Much of the player’s change in attitude is laid at the door of a January break-in, where burglars used scaffolding and ladders to rob the Cheshire family home. With wife and daughter present during the break-in the Di Marias retrenched to the safety of a Manchester hotel. The family never returned home; the player’s performances could not recover either.
That form was aided little by a succession of minor injuries to thigh, hamstring and a variety of muscles, although the player missed just four games in total for United through injury alone. Another three passed the winger by after a bizarre FA Cup dismissal against Arsenal in March. It precipitated Di Maria’s exclusion from Van Gaal’s side; a player that could not be relied on, nor one who could be trusted.
Nor was Van Gaal’s perpetual insistence on changing the team’s shape helpful – or Di Maria’s role within it. In total the player featured in nine different positions across midfield and attack for United last season from just 32 appearances. Di Maria started the campaign as one of three in central midfield. It is the role many believe is the former Real Madrid player’s best. He shifted to a role in a diamond and also featured on both wings. For a time the player was deployed as an auxiliary forward ‘in the hole’ and, most oddly of all, as an outright striker in three matches during the spring.
Yet, this combination of factors – form, attitude, fitness and tactics – means that Di Maria completed just 16 games in total for United last season. It is scant reward for the riches paid to both player and former club.
Still, the failure will be glossed over at United. The club once described as “cynical” by Gary Neville has already moved on, with Barcelona winger Pedro Rodríguez the proposed £23 million replacement. The Spaniard will offer competition in wide areas to Ashley Young, Juan Mata, Memphis Depay, and – after a star turn against Barcelona on Saturday afternoon – Adnan Januzaj.

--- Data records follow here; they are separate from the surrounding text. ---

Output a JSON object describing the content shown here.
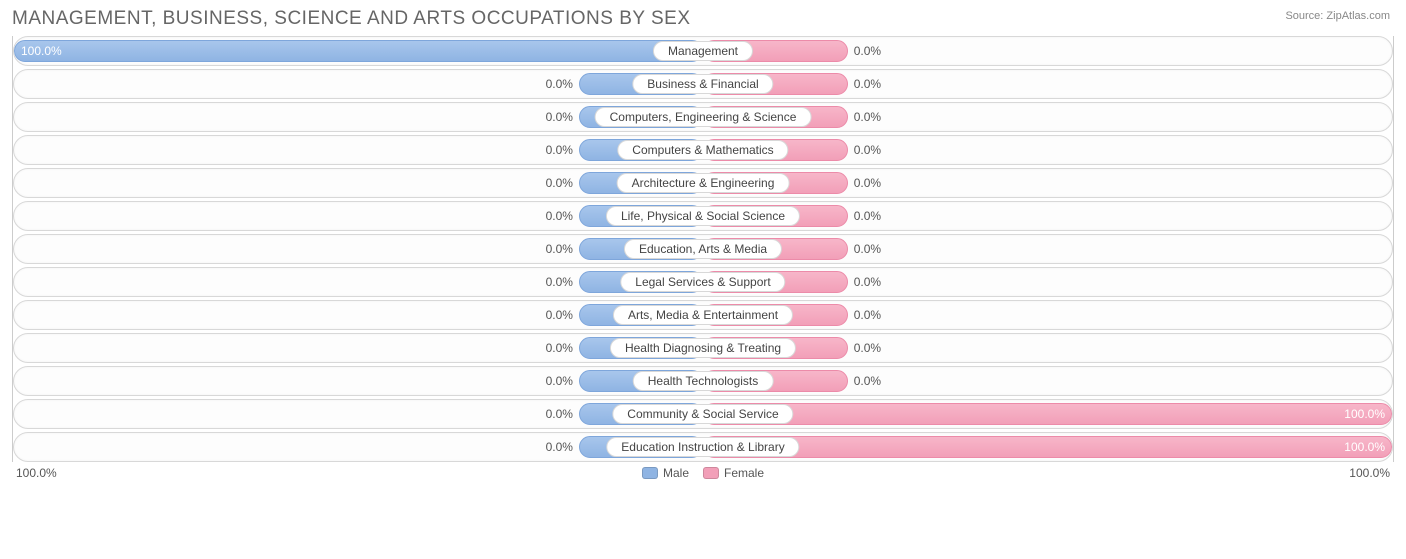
{
  "title": "MANAGEMENT, BUSINESS, SCIENCE AND ARTS OCCUPATIONS BY SEX",
  "source_label": "Source:",
  "source_name": "ZipAtlas.com",
  "axis": {
    "left": "100.0%",
    "right": "100.0%"
  },
  "legend": {
    "male": {
      "label": "Male",
      "swatch": "#8fb4e3"
    },
    "female": {
      "label": "Female",
      "swatch": "#f29fb8"
    }
  },
  "style": {
    "male_bar_default_pct": 18,
    "female_bar_default_pct": 21,
    "male_fill": "#8fb4e3",
    "female_fill": "#f29fb8",
    "track_border": "#d8d8d8",
    "track_bg": "#fdfdfd",
    "title_color": "#666666",
    "label_color": "#444444",
    "pct_color": "#555555"
  },
  "rows": [
    {
      "category": "Management",
      "male_pct": 100.0,
      "male_text": "100.0%",
      "female_pct": 0.0,
      "female_text": "0.0%"
    },
    {
      "category": "Business & Financial",
      "male_pct": 0.0,
      "male_text": "0.0%",
      "female_pct": 0.0,
      "female_text": "0.0%"
    },
    {
      "category": "Computers, Engineering & Science",
      "male_pct": 0.0,
      "male_text": "0.0%",
      "female_pct": 0.0,
      "female_text": "0.0%"
    },
    {
      "category": "Computers & Mathematics",
      "male_pct": 0.0,
      "male_text": "0.0%",
      "female_pct": 0.0,
      "female_text": "0.0%"
    },
    {
      "category": "Architecture & Engineering",
      "male_pct": 0.0,
      "male_text": "0.0%",
      "female_pct": 0.0,
      "female_text": "0.0%"
    },
    {
      "category": "Life, Physical & Social Science",
      "male_pct": 0.0,
      "male_text": "0.0%",
      "female_pct": 0.0,
      "female_text": "0.0%"
    },
    {
      "category": "Education, Arts & Media",
      "male_pct": 0.0,
      "male_text": "0.0%",
      "female_pct": 0.0,
      "female_text": "0.0%"
    },
    {
      "category": "Legal Services & Support",
      "male_pct": 0.0,
      "male_text": "0.0%",
      "female_pct": 0.0,
      "female_text": "0.0%"
    },
    {
      "category": "Arts, Media & Entertainment",
      "male_pct": 0.0,
      "male_text": "0.0%",
      "female_pct": 0.0,
      "female_text": "0.0%"
    },
    {
      "category": "Health Diagnosing & Treating",
      "male_pct": 0.0,
      "male_text": "0.0%",
      "female_pct": 0.0,
      "female_text": "0.0%"
    },
    {
      "category": "Health Technologists",
      "male_pct": 0.0,
      "male_text": "0.0%",
      "female_pct": 0.0,
      "female_text": "0.0%"
    },
    {
      "category": "Community & Social Service",
      "male_pct": 0.0,
      "male_text": "0.0%",
      "female_pct": 100.0,
      "female_text": "100.0%"
    },
    {
      "category": "Education Instruction & Library",
      "male_pct": 0.0,
      "male_text": "0.0%",
      "female_pct": 100.0,
      "female_text": "100.0%"
    }
  ]
}
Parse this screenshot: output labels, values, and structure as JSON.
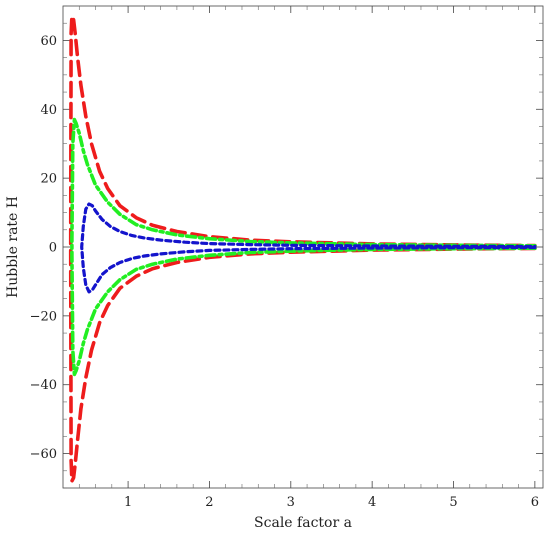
{
  "chart_data": {
    "type": "line",
    "title": "",
    "xlabel": "Scale factor a",
    "ylabel": "Hubble rate H",
    "xlim": [
      0.2,
      6.1
    ],
    "ylim": [
      -70,
      70
    ],
    "grid": false,
    "x_ticks": [
      1,
      2,
      3,
      4,
      5,
      6
    ],
    "y_ticks": [
      -60,
      -40,
      -20,
      0,
      20,
      40,
      60
    ],
    "y_minor_step": 5,
    "x_minor_step": 0.2,
    "colors": {
      "red": "#ee1c1c",
      "green": "#22ee22",
      "blue": "#1414cc"
    },
    "series": [
      {
        "color": "#ee1c1c",
        "dash": "long-dash",
        "x": [
          0.295,
          0.3,
          0.31,
          0.33,
          0.35,
          0.38,
          0.42,
          0.48,
          0.55,
          0.65,
          0.75,
          0.9,
          1.1,
          1.3,
          1.6,
          2.0,
          2.5,
          3.0,
          4.0,
          5.0,
          6.0
        ],
        "upper": [
          2,
          62,
          67,
          66,
          62,
          55,
          47,
          38,
          30,
          22,
          17,
          12,
          8.5,
          6.3,
          4.5,
          3.0,
          2.0,
          1.5,
          0.9,
          0.6,
          0.4
        ],
        "lower": [
          -2,
          -62,
          -68,
          -67,
          -63,
          -56,
          -47,
          -38,
          -30,
          -22,
          -17,
          -12,
          -8.5,
          -6.3,
          -4.5,
          -3.0,
          -2.0,
          -1.5,
          -0.9,
          -0.6,
          -0.4
        ]
      },
      {
        "color": "#22ee22",
        "dash": "dash-dot",
        "x": [
          0.31,
          0.32,
          0.34,
          0.36,
          0.4,
          0.45,
          0.5,
          0.6,
          0.75,
          0.9,
          1.1,
          1.3,
          1.6,
          2.0,
          2.5,
          3.0,
          4.0,
          5.0,
          6.0
        ],
        "upper": [
          2,
          30,
          37,
          36,
          33,
          28,
          24,
          18,
          13,
          9.5,
          6.5,
          5.0,
          3.5,
          2.4,
          1.6,
          1.2,
          0.7,
          0.5,
          0.35
        ],
        "lower": [
          -2,
          -30,
          -37,
          -36,
          -33,
          -28,
          -24,
          -18,
          -13,
          -9.5,
          -6.5,
          -5.0,
          -3.5,
          -2.4,
          -1.6,
          -1.2,
          -0.7,
          -0.5,
          -0.35
        ]
      },
      {
        "color": "#1414cc",
        "dash": "dot",
        "x": [
          0.43,
          0.45,
          0.48,
          0.52,
          0.56,
          0.6,
          0.68,
          0.78,
          0.9,
          1.05,
          1.2,
          1.4,
          1.7,
          2.0,
          2.5,
          3.0,
          4.0,
          5.0,
          6.0
        ],
        "upper": [
          0,
          6,
          11,
          12.5,
          12,
          10.5,
          8,
          6,
          4.5,
          3.3,
          2.6,
          2.0,
          1.4,
          1.0,
          0.7,
          0.5,
          0.3,
          0.2,
          0.15
        ],
        "lower": [
          0,
          -6,
          -11,
          -13,
          -12.5,
          -11,
          -8,
          -6,
          -4.5,
          -3.3,
          -2.6,
          -2.0,
          -1.4,
          -1.0,
          -0.7,
          -0.5,
          -0.3,
          -0.2,
          -0.15
        ]
      }
    ]
  }
}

Pedro scored 45 goals between 2009 and 2011 for Barça from a wide left role, yet could not always find a place in Luis Enrique’s side last season. The 27-year-old was a regular substitute – and regularly substituted – to such an extent that he played the full 90 minutes on just 19 occasions from 50 appearances in all competitions.
Still, it is that relative lack of importance that is driving Pedro away from Barcelona – a club the player has been associated with for more than a decade. He will bring pace, goals – there have been at least 10 a season for the last six campaigns – and a genuine team ethic to United. Indeed, what Pedro lacks in technical brilliance compared to Di Maria might be compensated, in part at least, by a work-rate that is likely to please his new manager.
Meanwhile, over in Paris the welcoming party for Di Maria will begin once United has, with a little irony, faced his new club in Chicago on Thursday. The proposed £45 million fee will leave the Reds with a paper loss on the player in the region of £15 million, although much of that is attributable to forex movements over the past 12 months. The club will recoup €63 million of the €75 million paid to Madrid, with no bonuses due, and has amortised any loss in value over the past year.
PSG will be Di Maria’s fifth club in a decade as a professional. And it was left to another wandering maverick to roll out the Parisian red carpet.
“If you get a chance to play with Di María it is a fantastic thing,” said Zlatan Ibrahimovic, who is now at his seventh European club.
“He is a fantastic player who plays for the team. He brings pace. He brings big quality and for sure he will make our team even better than it is today. We will receive him with open arms.”
So too will Blanc, who is charged with finding more from a player presumably less comfortable in Manchester than he will be in Paris. And if the Di Maria once past returns in the French capital then more questions will be asked – both of the player and his former manager.